Persiste a ideia, equivocada, de que as peles mais escuras estão “protegidas” do câncer. O assunto acaba ficando em segundo plano em campanhas de alerta e as pessoas de pele negra se deparam com uma dificuldade extra: a falta de fotoprotetores sob medida para suas necessidades – o que aumenta o risco do fotodano, que são os estragos causados pela exposição solar. Quem dá uma aula sobre o tema é a médica Julia Rocha, especialista pela Sociedade Brasileira de Dermatologia, que fez pós-graduação no Instituto de Dermatologia Prof. Rubem David Azulay, na Santa Casa de Misericórdia do Rio de Janeiro, e tem fellowship no Mount Sinai Hospital, em Nova York.
Na sua opinião, persiste a ideia de que as peles mais escuras estão “protegidas” do câncer?
Infelizmente, sim. Acredito que as estratégias de difusão do conhecimento deveriam ser intensificadas. O primeiro ponto é entendermos e capilarizarmos o conhecimento de que todas as pessoas são suscetíveis aos danos das radiações. Indivíduos com fototipos elevados (cuja pele é mais escura) possuem na epiderme uma maior proporção de eumelanina e feomelanina, que são subtipos da melanina, do que os com fototipos mais baixos. A eumelanina, especialmente, consegue atuar como um filtro natural da pele contra os raios ultravioleta B (UVB), responsáveis por queimaduras e vermelhidão após a exposição ao sol. De forma precipitada, poderíamos entender que essa proteção é completa para UVB, o que não é verdade. Tal proteção, dita “natural”, também não é efetiva para os raios ultravioleta A (UVA) e para a luz visível, que é a radiação que somos capazes de enxergar.
Os cuidados visando à proteção devem ser os mesmos para todos os tipos de tonalidades de pele?
Sim, a fotoproteção tem que ser inclusiva visando à saúde de todos. Quando pensamos nas manifestações do fotodano, indivíduos com fototipos elevados vão se queixar com menor frequência da presença de rugas e linhas de expressão. Em contrapartida, as desordens pigmentares estarão mais presentes. Ainda que menos prevalentes, as neoplasias cutâneas malignas também acometem indivíduos negros, e os riscos inerentes ao desenvolvimento das mesmas não devem ser negligenciados. Uma demanda trazida de forma constante por pacientes negros, principalmente aqueles de pele mais retinta, é que os fotoprotetores com cor disponíveis no mercado não são compatíveis todos os tons de pele. Há anos se faz presente a reivindicação da oferta de protetores que não deixem a pele com aspecto esbranquiçado ou acinzentado. O desconforto estético pode levar à não utilização ou à utilização de forma inadequada do protetor solar.
É mais difícil perceber uma lesão na pele negra? Que sinais devem ser observados?
Em nossa formação, nós dermatologistas devemos aprender a nos familiarizarmos com particularidades clínicas das lesões em pacientes de todos os tons de pele. Entretanto, durante o processo de aprendizagem, treinar o olhar para que façamos o diagnóstico correto, independentemente do fototipo, muitas vezes não recebe a relevância que merece. Na detecção em pacientes negros, ainda concorrem dificuldades por conta da variação de coloração e pigmentação – o que habitualmente ocorre em menor proporção em pacientes caucasianos. Adicionalmente, é indispensável realizar o exame clínico completo, visto que alguns tipos de câncer de pele, sobretudo em indivíduos negros, se apresentam em sítios anatômicos não fotoexpostos, como plantas dos pés, palmas das mãos, região subungueal e mucosas.
Embora o melanoma seja mais comum em quem tem pele clara, há prevalência maior do melanoma acral, ou acrolentiginoso, entre os negros. Por que o diagnóstico precoce costuma ser um desafio, impactando as chances de cura?

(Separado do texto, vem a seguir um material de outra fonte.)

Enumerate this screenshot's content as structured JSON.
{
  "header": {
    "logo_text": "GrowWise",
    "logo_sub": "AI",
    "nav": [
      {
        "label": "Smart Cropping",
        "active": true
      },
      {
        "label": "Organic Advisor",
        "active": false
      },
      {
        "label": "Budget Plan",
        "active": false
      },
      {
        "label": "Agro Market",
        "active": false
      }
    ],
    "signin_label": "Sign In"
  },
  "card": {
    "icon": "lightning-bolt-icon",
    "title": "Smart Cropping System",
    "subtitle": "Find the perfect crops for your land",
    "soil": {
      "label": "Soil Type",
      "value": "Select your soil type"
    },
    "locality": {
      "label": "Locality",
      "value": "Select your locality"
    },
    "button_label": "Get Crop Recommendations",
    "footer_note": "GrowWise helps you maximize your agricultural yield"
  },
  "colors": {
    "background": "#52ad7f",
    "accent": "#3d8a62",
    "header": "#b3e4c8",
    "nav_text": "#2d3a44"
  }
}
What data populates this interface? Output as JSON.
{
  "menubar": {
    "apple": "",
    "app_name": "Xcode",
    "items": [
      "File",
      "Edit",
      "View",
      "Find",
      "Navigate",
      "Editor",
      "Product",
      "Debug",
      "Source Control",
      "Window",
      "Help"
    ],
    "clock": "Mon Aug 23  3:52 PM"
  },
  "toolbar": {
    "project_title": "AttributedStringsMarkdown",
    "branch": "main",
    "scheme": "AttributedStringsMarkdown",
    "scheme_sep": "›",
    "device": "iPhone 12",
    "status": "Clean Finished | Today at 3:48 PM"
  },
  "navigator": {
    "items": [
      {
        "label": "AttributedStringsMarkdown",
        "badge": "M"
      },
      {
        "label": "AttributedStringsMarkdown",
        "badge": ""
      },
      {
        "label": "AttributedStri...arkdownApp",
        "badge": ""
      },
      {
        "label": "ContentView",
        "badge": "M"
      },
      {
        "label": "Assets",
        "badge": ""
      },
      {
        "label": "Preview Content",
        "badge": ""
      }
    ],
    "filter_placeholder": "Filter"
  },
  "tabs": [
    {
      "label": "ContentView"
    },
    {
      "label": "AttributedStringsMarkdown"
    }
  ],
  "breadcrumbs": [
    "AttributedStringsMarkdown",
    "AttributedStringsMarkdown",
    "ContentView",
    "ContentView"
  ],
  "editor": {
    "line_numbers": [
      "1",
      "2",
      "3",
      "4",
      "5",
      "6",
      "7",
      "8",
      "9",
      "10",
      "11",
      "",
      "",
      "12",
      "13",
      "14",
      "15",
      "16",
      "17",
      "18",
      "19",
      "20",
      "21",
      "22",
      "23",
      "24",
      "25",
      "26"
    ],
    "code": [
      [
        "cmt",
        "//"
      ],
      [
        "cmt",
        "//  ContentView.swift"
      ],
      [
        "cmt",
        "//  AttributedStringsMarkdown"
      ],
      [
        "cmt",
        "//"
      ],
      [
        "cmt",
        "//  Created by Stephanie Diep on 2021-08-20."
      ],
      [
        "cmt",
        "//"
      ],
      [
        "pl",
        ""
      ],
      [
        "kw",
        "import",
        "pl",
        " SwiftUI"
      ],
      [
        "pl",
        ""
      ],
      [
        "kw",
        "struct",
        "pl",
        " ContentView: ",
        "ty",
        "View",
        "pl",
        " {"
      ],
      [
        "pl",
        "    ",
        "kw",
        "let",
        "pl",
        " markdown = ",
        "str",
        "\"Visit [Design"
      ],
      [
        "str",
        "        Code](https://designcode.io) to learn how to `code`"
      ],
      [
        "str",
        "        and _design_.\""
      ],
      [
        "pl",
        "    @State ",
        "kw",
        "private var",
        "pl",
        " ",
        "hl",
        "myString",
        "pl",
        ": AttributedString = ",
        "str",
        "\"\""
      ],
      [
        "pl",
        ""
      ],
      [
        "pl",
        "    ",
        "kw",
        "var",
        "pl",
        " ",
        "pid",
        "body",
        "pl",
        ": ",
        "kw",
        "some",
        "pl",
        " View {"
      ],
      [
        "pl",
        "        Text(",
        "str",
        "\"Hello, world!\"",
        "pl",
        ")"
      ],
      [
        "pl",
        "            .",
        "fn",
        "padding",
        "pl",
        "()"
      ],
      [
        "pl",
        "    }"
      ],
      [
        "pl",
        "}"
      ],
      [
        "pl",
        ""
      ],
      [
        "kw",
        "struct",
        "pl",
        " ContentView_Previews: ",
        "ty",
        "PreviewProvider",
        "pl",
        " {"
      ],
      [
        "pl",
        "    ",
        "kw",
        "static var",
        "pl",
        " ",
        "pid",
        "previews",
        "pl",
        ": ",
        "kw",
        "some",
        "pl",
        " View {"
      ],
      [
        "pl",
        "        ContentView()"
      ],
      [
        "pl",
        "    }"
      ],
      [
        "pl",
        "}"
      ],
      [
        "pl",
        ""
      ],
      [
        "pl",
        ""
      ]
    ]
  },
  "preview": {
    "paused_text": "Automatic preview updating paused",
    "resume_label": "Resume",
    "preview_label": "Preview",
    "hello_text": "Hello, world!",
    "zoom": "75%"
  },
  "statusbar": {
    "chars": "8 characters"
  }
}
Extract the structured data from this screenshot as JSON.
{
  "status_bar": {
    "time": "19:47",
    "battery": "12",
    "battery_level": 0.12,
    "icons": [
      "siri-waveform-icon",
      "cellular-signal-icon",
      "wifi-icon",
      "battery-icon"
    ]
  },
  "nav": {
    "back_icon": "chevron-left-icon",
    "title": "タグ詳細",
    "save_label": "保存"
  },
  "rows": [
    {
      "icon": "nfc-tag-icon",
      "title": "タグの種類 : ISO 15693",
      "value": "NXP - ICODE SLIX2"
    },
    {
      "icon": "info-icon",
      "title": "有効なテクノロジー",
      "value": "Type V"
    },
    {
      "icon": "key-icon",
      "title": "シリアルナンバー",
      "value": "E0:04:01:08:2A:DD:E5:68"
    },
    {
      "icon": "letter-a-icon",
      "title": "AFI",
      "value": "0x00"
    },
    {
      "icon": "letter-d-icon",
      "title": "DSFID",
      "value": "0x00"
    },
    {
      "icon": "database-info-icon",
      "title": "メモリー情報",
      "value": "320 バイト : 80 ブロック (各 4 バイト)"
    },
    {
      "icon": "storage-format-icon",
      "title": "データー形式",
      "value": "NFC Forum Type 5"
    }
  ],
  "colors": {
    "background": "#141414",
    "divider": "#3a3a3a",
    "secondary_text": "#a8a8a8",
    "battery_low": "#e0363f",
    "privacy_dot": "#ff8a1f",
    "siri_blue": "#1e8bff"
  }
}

O câncer de pele é estatisticamente menos prevalente em pessoas com fototipos elevados. Por outro lado, quando ocorre a detecção de alterações cutâneas malignas nessa parcela da população, elas são diagnosticadas num estágio mais avançado e apresentam um pior prognóstico. Fatores socioeconômicos, como o pouco acesso ao sistema de saúde, são barreiras para o diagnóstico precoce. O screening, que é o rastreamento periódico das lesões, e as formas de prevenção do câncer de pele são mais limitados entre os pacientes negros. Deveria haver um esforço maior das campanhas públicas de prevenção sobre os riscos existentes para todos os tipos e tons de pele. Particularmente em relação a indivíduos negros, é preciso instruir sobre a importância do autoexame não apenas nas áreas expostas ao sol, mas também em locais menos expostos, como as palmas das mãos, plantas dos pés, unhas e mucosas.